Mariana iniciou seus estudos na música aos 5, no Conservatório de Uberaba. Com 13, já sentia vontade de ser regente e, assim, montou seu primeiro coro. "Eu me encanto pelo fato de que o regente não faz a música sozinho, é algo compartilhado. Não apenas pelos gestos. Gosto muito quando consigo transmitir minha energia para os músicos e receber a deles de volta. Isso me faz vibrar", afirma a maestrina, que também dispensou a partitura.
Antes de subir ao palco, Mariana comentou que tinha receio de não corresponder às expectativas. No final, disse que estava feliz e animada e agradeceu a chance. "Fiquei muito emocionada. É uma sala esplêndida. Os músicos estavam comprometidos. Agradeço a gentileza do maestro de nos ensinar com paciência e por ter dedicado tanto tempo para nós.
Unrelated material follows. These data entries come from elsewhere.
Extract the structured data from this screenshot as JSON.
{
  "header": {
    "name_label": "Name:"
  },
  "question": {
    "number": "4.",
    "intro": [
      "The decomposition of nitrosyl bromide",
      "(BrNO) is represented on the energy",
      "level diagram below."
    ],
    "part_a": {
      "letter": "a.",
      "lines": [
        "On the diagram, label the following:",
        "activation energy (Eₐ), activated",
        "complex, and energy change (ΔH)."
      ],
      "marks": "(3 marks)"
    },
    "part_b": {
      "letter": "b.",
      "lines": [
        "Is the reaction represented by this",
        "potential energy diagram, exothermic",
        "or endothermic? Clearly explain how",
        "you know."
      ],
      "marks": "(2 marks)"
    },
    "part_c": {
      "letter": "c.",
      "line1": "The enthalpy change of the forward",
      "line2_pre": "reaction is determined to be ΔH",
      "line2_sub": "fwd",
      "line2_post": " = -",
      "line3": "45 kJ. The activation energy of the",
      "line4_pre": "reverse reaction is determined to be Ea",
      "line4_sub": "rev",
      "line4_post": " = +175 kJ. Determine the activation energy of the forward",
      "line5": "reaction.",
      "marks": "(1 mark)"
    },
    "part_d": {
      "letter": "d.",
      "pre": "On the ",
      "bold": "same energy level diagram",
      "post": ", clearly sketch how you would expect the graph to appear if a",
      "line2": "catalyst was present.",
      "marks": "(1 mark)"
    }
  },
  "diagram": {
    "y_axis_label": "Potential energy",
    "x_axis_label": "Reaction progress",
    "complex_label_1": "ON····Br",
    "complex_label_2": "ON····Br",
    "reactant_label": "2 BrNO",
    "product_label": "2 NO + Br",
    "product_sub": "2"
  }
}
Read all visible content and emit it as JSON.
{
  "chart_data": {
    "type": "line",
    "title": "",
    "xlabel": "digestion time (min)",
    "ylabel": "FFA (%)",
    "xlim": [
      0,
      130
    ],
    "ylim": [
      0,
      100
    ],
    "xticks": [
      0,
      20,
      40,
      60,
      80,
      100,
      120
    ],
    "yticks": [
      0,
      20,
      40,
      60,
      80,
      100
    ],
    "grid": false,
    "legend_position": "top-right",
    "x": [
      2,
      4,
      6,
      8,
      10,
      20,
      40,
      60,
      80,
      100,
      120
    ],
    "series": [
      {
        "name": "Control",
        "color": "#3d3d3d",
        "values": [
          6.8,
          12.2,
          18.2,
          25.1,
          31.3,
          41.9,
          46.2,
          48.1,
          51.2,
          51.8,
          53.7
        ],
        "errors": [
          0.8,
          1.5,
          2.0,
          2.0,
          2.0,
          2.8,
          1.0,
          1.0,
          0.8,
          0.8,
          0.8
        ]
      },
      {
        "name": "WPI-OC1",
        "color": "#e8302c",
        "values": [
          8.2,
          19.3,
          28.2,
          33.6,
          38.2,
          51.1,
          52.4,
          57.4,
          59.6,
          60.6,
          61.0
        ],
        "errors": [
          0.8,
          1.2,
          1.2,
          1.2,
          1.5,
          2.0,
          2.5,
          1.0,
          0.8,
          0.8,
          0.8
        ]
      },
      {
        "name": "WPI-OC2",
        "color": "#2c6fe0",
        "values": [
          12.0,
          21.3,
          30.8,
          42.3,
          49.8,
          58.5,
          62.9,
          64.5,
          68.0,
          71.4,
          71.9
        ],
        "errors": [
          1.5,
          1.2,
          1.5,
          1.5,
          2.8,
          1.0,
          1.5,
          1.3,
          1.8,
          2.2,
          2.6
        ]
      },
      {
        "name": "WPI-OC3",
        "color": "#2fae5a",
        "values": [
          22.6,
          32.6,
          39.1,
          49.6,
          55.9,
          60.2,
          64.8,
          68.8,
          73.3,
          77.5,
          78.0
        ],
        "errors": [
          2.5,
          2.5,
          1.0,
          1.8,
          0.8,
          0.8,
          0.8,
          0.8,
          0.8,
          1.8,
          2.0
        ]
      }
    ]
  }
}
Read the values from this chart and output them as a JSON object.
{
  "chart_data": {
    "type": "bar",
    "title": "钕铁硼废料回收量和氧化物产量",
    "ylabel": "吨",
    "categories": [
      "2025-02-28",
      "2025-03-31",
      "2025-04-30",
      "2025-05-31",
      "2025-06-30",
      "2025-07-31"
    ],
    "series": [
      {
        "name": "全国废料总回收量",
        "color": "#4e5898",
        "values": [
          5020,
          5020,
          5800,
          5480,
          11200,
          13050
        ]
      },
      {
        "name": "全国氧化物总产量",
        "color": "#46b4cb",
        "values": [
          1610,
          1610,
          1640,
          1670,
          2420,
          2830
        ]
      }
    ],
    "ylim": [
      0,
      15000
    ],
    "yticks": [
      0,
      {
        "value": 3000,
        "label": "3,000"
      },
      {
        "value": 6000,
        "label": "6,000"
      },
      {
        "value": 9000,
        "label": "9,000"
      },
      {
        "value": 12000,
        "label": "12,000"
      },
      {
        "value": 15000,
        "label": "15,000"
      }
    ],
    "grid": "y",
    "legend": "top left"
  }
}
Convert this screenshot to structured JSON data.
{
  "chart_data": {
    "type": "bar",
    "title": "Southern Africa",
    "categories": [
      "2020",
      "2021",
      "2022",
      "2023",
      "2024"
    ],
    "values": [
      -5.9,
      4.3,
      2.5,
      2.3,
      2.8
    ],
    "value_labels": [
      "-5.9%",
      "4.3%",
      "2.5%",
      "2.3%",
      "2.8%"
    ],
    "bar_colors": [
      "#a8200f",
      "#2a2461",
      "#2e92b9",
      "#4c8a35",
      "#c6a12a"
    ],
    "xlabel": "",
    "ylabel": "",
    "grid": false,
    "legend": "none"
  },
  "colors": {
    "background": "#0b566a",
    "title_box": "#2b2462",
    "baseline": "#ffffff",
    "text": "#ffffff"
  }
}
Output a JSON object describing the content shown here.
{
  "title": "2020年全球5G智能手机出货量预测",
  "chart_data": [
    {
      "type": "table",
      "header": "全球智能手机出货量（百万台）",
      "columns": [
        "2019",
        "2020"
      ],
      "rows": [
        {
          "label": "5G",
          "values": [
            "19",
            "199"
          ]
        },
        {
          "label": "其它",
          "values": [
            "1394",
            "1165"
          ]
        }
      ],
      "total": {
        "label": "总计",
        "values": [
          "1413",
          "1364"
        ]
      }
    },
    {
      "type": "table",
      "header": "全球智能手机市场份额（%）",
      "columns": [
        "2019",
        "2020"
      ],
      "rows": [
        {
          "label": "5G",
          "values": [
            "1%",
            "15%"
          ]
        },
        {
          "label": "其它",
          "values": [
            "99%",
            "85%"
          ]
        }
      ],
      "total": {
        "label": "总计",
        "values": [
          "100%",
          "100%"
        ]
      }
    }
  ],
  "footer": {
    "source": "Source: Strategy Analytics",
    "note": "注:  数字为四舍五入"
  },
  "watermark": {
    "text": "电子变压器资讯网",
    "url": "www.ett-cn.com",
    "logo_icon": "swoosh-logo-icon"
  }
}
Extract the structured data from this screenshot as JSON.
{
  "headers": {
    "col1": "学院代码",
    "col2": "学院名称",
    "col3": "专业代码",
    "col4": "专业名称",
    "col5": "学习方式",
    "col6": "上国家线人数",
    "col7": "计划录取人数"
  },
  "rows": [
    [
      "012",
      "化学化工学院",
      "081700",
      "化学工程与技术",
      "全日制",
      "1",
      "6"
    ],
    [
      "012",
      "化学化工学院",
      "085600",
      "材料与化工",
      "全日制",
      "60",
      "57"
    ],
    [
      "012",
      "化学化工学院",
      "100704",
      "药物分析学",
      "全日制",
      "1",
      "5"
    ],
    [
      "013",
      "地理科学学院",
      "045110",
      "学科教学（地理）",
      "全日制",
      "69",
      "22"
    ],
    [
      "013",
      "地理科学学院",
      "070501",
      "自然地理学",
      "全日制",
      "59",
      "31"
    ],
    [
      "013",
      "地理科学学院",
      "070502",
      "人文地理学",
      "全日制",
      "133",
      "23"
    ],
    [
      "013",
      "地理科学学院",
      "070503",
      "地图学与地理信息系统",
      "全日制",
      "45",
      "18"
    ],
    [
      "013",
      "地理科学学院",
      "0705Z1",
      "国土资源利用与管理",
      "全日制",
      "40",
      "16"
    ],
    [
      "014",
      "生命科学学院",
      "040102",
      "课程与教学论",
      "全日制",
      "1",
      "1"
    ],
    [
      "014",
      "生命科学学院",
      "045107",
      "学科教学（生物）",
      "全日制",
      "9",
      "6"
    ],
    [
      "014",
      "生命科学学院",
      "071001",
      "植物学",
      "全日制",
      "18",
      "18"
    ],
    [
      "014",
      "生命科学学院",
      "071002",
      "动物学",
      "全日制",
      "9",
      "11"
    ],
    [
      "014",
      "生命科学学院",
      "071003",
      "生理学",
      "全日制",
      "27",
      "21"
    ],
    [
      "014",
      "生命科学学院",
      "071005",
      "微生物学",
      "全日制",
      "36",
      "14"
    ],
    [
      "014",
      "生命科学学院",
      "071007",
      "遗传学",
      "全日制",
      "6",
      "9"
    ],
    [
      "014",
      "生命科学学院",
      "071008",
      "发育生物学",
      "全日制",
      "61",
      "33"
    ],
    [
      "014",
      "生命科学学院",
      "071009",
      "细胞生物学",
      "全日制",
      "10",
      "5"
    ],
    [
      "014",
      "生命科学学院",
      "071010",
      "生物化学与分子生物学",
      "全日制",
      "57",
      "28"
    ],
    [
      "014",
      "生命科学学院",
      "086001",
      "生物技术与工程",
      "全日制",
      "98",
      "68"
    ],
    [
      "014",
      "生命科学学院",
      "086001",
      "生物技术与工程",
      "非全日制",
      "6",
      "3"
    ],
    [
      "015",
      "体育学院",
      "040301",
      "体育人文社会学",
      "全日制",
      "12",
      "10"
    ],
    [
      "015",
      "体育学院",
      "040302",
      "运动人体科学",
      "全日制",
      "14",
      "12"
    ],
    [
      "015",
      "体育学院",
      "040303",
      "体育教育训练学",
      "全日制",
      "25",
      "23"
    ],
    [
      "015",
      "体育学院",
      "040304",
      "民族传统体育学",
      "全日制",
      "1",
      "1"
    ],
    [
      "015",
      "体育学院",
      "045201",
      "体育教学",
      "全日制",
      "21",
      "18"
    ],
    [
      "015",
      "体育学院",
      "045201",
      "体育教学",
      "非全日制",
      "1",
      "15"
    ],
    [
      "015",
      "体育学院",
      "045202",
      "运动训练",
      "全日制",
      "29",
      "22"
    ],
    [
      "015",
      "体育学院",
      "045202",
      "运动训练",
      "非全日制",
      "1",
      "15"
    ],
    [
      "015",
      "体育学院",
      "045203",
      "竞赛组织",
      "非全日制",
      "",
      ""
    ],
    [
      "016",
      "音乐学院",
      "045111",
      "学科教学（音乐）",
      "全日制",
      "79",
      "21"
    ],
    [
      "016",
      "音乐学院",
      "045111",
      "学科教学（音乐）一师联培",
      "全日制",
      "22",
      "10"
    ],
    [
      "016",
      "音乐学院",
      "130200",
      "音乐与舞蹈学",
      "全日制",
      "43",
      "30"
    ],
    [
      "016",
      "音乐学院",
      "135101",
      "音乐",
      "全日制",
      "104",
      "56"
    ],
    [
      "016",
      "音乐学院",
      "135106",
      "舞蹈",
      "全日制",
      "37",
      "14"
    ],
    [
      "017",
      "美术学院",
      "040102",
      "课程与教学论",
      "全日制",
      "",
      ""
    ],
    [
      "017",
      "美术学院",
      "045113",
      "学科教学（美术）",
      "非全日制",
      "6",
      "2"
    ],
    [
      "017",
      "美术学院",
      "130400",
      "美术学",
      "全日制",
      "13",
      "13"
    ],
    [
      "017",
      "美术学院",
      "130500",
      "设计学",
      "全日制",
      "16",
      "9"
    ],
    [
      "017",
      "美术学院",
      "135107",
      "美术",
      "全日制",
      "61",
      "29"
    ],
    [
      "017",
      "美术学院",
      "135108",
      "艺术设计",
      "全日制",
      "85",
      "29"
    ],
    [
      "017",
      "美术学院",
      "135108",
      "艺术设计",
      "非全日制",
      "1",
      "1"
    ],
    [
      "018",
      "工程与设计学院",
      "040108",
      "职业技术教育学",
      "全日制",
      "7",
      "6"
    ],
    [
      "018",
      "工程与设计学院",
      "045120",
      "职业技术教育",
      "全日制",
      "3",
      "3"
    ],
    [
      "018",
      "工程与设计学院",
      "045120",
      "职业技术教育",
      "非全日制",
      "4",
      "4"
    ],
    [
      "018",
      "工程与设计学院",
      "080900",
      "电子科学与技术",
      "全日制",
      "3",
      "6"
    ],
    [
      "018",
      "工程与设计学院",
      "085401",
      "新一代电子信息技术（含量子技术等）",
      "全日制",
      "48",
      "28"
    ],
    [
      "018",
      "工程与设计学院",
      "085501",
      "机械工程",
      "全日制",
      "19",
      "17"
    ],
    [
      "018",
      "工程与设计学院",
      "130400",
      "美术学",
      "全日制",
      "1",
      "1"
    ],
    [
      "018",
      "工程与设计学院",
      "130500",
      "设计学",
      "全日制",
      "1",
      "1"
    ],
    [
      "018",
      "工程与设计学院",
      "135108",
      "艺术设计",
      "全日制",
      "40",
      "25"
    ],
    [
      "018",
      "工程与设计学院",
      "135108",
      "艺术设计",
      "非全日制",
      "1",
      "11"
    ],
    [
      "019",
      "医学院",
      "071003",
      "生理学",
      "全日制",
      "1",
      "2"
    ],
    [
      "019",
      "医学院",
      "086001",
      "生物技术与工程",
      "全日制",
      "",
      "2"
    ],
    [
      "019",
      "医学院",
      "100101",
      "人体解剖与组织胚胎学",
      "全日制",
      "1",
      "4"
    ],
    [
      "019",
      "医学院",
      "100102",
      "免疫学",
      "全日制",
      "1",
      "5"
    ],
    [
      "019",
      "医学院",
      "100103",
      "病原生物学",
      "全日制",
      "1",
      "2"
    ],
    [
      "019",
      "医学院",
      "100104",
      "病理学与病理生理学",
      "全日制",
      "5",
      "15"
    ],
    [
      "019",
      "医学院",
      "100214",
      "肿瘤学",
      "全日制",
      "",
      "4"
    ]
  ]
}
Uma grande alegria", comemorou.
Essa foi a 11ª edição do Laboratório de Regência, pelo qual já passaram 137 jovens maestros de diversos estados brasileiros. Fabio Mechetti conta que, logo que começou sua carreira como maestro, constatou uma dificuldade para regentes conseguirem desenvolver e praticar sua atividade.
"Eram poucas as janelas de oportunidade. Bem no início da história da Filarmônica, fiz questão de abrir esta semana de laboratório para, justamente, dar a jovens regentes brasileiros que estão despontando a chance de trabalhar com uma orquestra profissional e do nível da Filarmônica”, diz.
A principal vantagem do laboratório para os participantes, segundo o maestro, é ter a chance de “realizar um concerto em diálogo direto com os músicos profissionais, já que muitos se formam sem ter experiência prática, o que pode complicar a pretensão de carreira no futuro. O laboratório, mesmo em poucos dias, é uma experiência valiosa, intensa e propositada. A regência é um instrumento para fazer da música veículo de transmissão de valores e pensamentos eternos".
A advogada Sandra Mara Sampaio, de 35, estava na plateia ao lado do marido, Cristiano, e dos filhos pequenos Camila e Artur, que tiveram o sono embalado pelo concerto. Ela conta que foi a primeira vez que teve contato com a música clássica. "Todo mundo fala que é maravilhoso e viemos comprovar. É muito bom para os maestros mostrarem tudo que aprenderam", disse.
Santina Maria, de 54, é fã de carteirinha da orquestra. A servidora pública está sempre presente nos concertos da Filarmônica. "Um projeto excelente. É uma profissão muito difícil, então temos mesmo que valorizar e incentivar." Os estudantes Larissa Tainá, de 14, e Nicolas Henrique, de 13, foram ao concerto juntos com a turma de judô, que congrega aproximadamente 20 pessoas. O grupo estava animado. "É diferente de tudo que já vimos."